No matter the stage or prognosis, your cancer treatment will include some level of side effects and it important for you to understand what you are going through and to know that you do not have to do it alone. At any point during finding out your diagnosis to post-treatment, it is normal to be stressed and scared, regardless of age, stage of cancer, or any side effects you may or may not have.

Emotions are complicated and are often hard to deal with and understand when you are coping with cancer. You may feel anger, anxiety, and frustration as you try to deal with your new reality. It can often be difficult to express how you feel to family or friends, and difficult for many to assume the role of a patient who will sometimes need to accept help. Other times, it can be difficult when those you love the most do not know how to talk to you because they do not understand everything you are dealing with. Your health care team is familiar with all of this and knows how to encourage family and friends to understand what all is happening.

They will also know how best to direct you to local emotional and social help that can be beneficial to helping you get through this difficult period. Cancer treatments are never pleasant, no matter what level of treatment your specific case requires. Understanding what your specific treatment path entail can help you to prepare for any side effects so that you can better control them.

Talk to your health care team about different massages, clothing choices, and medications that can help you with side effects. Have a spouse or loved one attend this meeting so that they understand how to help and why it is important. Financially, cancer treatments can be a huge burden. Regardless of insurance coverage, there are often many unplanned and unexpected costs that are related to care and recovery.

Some people even find that the high costs prevent them from continuing with treatments they need to recover.
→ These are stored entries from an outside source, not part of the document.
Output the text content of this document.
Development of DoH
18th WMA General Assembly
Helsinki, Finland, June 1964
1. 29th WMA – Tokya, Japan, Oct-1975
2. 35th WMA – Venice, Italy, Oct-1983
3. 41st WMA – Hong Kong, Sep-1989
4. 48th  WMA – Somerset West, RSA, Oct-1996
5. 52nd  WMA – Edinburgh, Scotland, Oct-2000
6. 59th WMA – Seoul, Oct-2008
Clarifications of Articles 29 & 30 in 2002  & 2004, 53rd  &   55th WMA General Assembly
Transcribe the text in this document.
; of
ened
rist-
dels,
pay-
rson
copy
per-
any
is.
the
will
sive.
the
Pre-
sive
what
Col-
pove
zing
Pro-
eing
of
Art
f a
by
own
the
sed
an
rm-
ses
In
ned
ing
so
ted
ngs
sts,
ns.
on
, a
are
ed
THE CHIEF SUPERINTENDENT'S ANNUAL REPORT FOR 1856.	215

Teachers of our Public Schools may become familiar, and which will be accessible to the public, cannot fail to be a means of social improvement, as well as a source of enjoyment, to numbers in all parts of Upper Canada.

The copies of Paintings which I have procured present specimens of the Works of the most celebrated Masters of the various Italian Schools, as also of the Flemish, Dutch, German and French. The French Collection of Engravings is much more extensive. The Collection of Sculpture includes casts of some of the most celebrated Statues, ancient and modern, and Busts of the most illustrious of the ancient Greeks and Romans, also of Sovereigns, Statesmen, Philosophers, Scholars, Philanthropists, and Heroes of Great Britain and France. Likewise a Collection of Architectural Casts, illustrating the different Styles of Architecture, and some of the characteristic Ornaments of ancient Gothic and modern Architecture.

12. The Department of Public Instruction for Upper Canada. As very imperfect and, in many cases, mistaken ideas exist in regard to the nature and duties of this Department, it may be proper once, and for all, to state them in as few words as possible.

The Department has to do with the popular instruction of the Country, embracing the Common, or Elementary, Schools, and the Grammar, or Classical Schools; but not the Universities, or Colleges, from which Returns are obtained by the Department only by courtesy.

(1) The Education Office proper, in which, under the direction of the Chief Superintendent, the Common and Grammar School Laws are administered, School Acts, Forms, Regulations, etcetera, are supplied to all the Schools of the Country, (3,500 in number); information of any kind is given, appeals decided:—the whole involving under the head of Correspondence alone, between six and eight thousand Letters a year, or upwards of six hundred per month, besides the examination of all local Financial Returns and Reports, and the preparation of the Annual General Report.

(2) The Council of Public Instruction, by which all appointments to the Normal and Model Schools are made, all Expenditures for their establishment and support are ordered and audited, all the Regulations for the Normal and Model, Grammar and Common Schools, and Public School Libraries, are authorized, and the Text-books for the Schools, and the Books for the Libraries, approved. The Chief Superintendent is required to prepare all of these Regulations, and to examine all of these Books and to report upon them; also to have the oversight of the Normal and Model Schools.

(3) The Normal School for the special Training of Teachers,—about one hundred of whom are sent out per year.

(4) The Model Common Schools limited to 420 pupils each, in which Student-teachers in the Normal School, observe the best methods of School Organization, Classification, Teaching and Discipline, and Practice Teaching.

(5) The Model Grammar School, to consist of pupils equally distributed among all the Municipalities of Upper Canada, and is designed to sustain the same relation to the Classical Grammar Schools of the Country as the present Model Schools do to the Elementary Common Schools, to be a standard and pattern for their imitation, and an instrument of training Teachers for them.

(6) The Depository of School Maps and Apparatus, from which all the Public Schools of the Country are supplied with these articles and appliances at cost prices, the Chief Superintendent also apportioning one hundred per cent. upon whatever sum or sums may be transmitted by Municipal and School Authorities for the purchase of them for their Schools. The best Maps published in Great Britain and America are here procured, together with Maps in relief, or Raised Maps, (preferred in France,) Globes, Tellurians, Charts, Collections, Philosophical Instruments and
It is important to not let the fear of financial implications stop you from receiving treatments, and in fact, stopping now could lead to much more expensive costs in the future. There are many places that will help you to manage your money and plan for unexpected costs.

Or to budget for the bills you are already receiving. Regardless of what your melanoma situation is, it is important to remember that everyone deals with stress and needs to have help coping.

Thankfully, the help available is plentiful and readily available. If you do not know where to go to get started with help, talk to your health care team.

They understand the importance of your mental health to a full recovery and will work with you to ensure that you are not only receiving the best medical care possible but that you are coping with everything the best that you can.